A year ago or so I was listening to podcasts on YouTube while falling asleep. I didn't mind an occasional ad. Then they ramped up the ads like crap. Easily every 5 minutes or so (the funniest ones were the "Troubles falling asleep?" ads that jolted me awake). I stopped almost completely ever since. The sad thing is that I would gladly pay for the service, but I'm not going to pay a company that uses my data AND my money. Plus I have to use it with an account at google. No thanks. I have no hopes for an ethical competitor to arise, there's simply no market for it.
YouTube premium costs 10$ a month. Anyone living in first world (while posting on hacker news) countries and spend hours a week on youtube shouldn't be complaining about ads on youtube.

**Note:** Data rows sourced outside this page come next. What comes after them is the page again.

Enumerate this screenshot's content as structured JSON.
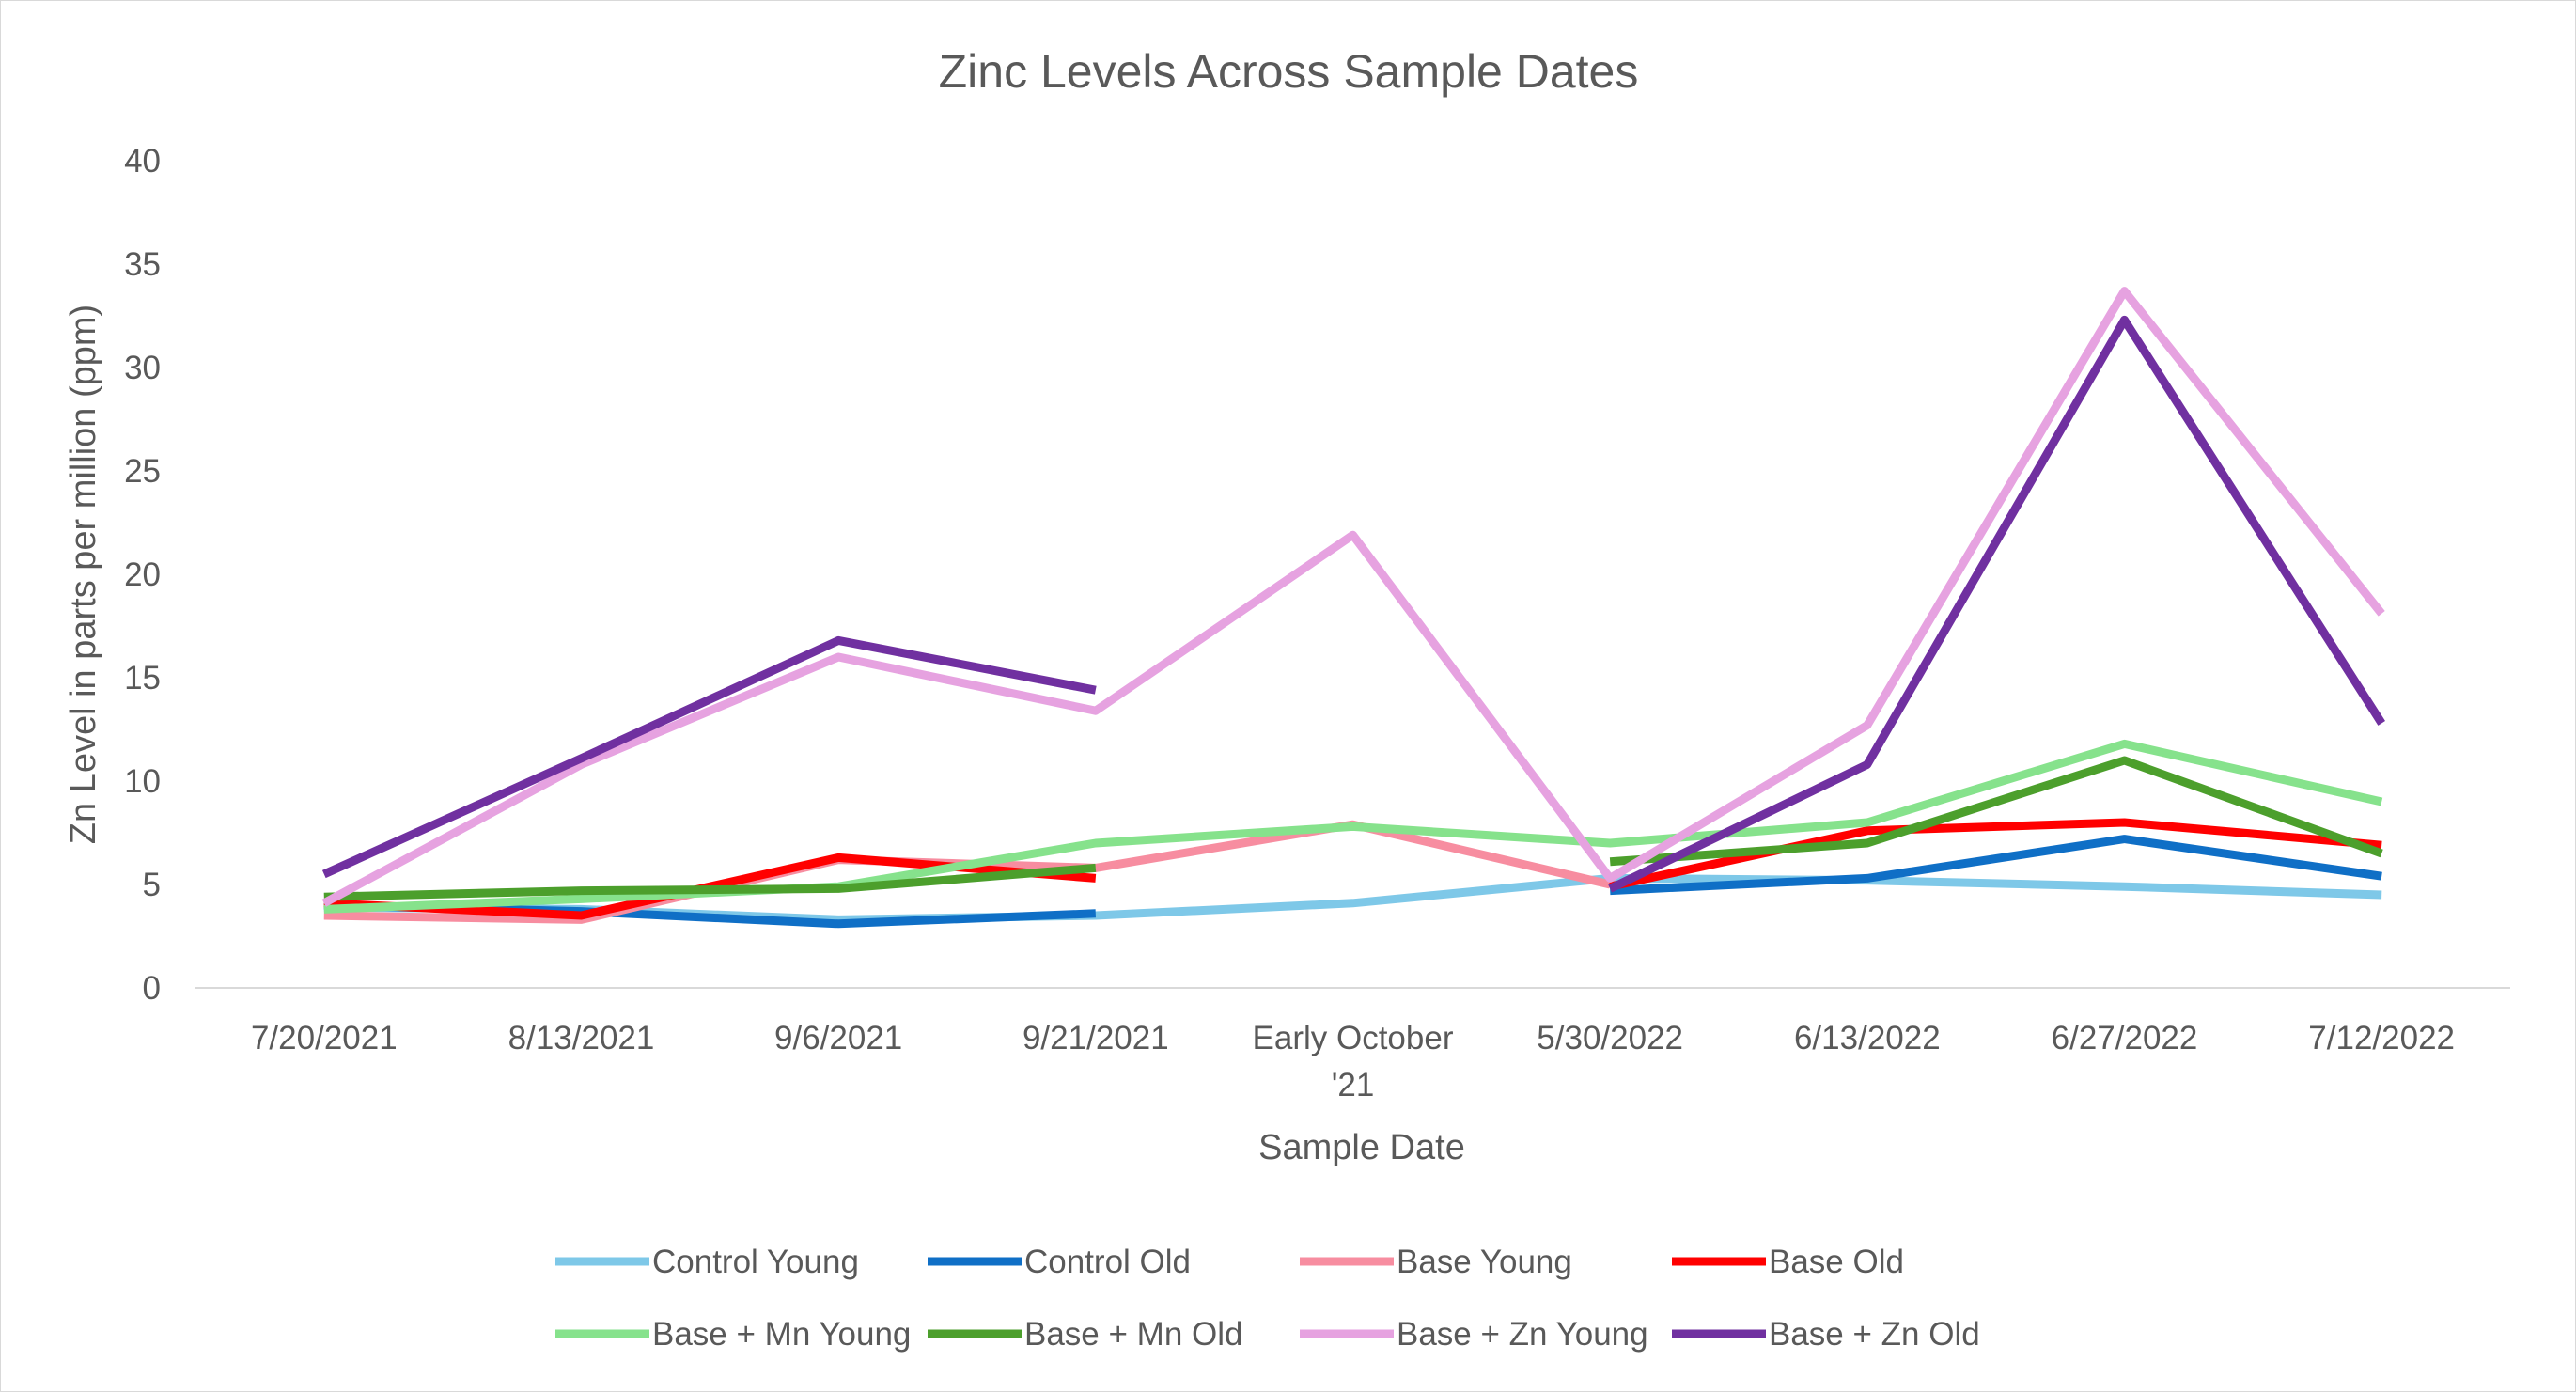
{
  "chart_data": {
    "type": "line",
    "title": "Zinc Levels Across Sample Dates",
    "xlabel": "Sample Date",
    "ylabel": "Zn Level in parts per million (ppm)",
    "ylim": [
      0,
      40
    ],
    "yticks": [
      0,
      5,
      10,
      15,
      20,
      25,
      30,
      35,
      40
    ],
    "grid": "none",
    "legend_position": "bottom",
    "categories": [
      "7/20/2021",
      "8/13/2021",
      "9/6/2021",
      "9/21/2021",
      "Early October '21",
      "5/30/2022",
      "6/13/2022",
      "6/27/2022",
      "7/12/2022"
    ],
    "series": [
      {
        "name": "Control Young",
        "color": "#7ec8e8",
        "values": [
          3.9,
          3.8,
          3.3,
          3.5,
          4.1,
          5.3,
          5.2,
          4.9,
          4.5
        ]
      },
      {
        "name": "Control Old",
        "color": "#0f6fc6",
        "values": [
          4.0,
          3.7,
          3.1,
          3.6,
          null,
          4.7,
          5.3,
          7.2,
          5.4
        ]
      },
      {
        "name": "Base Young",
        "color": "#f78da0",
        "values": [
          3.5,
          3.3,
          6.2,
          5.8,
          7.9,
          5.0,
          null,
          null,
          null
        ]
      },
      {
        "name": "Base Old",
        "color": "#ff0000",
        "values": [
          4.1,
          3.5,
          6.3,
          5.3,
          null,
          4.9,
          7.6,
          8.0,
          6.9
        ]
      },
      {
        "name": "Base + Mn Young",
        "color": "#86e28c",
        "values": [
          3.8,
          4.3,
          4.9,
          7.0,
          7.8,
          7.0,
          8.0,
          11.8,
          9.0
        ]
      },
      {
        "name": "Base + Mn Old",
        "color": "#4c9f2c",
        "values": [
          4.4,
          4.7,
          4.8,
          5.8,
          null,
          6.1,
          7.0,
          11.0,
          6.5
        ]
      },
      {
        "name": "Base + Zn Young",
        "color": "#e6a2e0",
        "values": [
          4.1,
          10.8,
          16.0,
          13.4,
          21.9,
          5.3,
          12.7,
          33.7,
          18.1
        ]
      },
      {
        "name": "Base + Zn Old",
        "color": "#7030a0",
        "values": [
          5.5,
          11.1,
          16.8,
          14.4,
          null,
          4.8,
          10.8,
          32.3,
          12.8
        ]
      }
    ]
  }
}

How about complaining on behalf of all the people who can't afford $10 a month, like teenagers, people in lesser developed countries, etc? You're happy for them to be spammed with toxic advertising while people who are better off get an opt-out?
I'm consistently shocked how many people haven't installed uBlock Origin (a plugin for Firefox and Chrome). It takes about 3 seconds and you never hear or see an ad again.
mps-youtube is an excellent workaround for this (though it's limited by a per-day API limit that applies to all users of the app AFAICT).
The best feature is that you can compile a playlist, through search, manual selection, etc., and save that locally to disk. Then play through the selection(s) as you like.
You aren't limited to playback through mps-youtube, as you can also use other tools -- mpv with its '--ytdl' flag will play YouTube (and many other sites') content, including from a saved playlist of URLs (see above).
There's a lot of good and useful content on YouTube. The platform itself increasingly gets in the way of that. I also don't want to be personally tracked or have my history recorded, so I (all but) never make use of the service whilst logged in. Given that I've ceased logging in to Google at all since the fall of G+, that's pretty much a certainty.
As others have mentioned, using podcast apps directly is another excellent option, and one I've been increasingly making use of.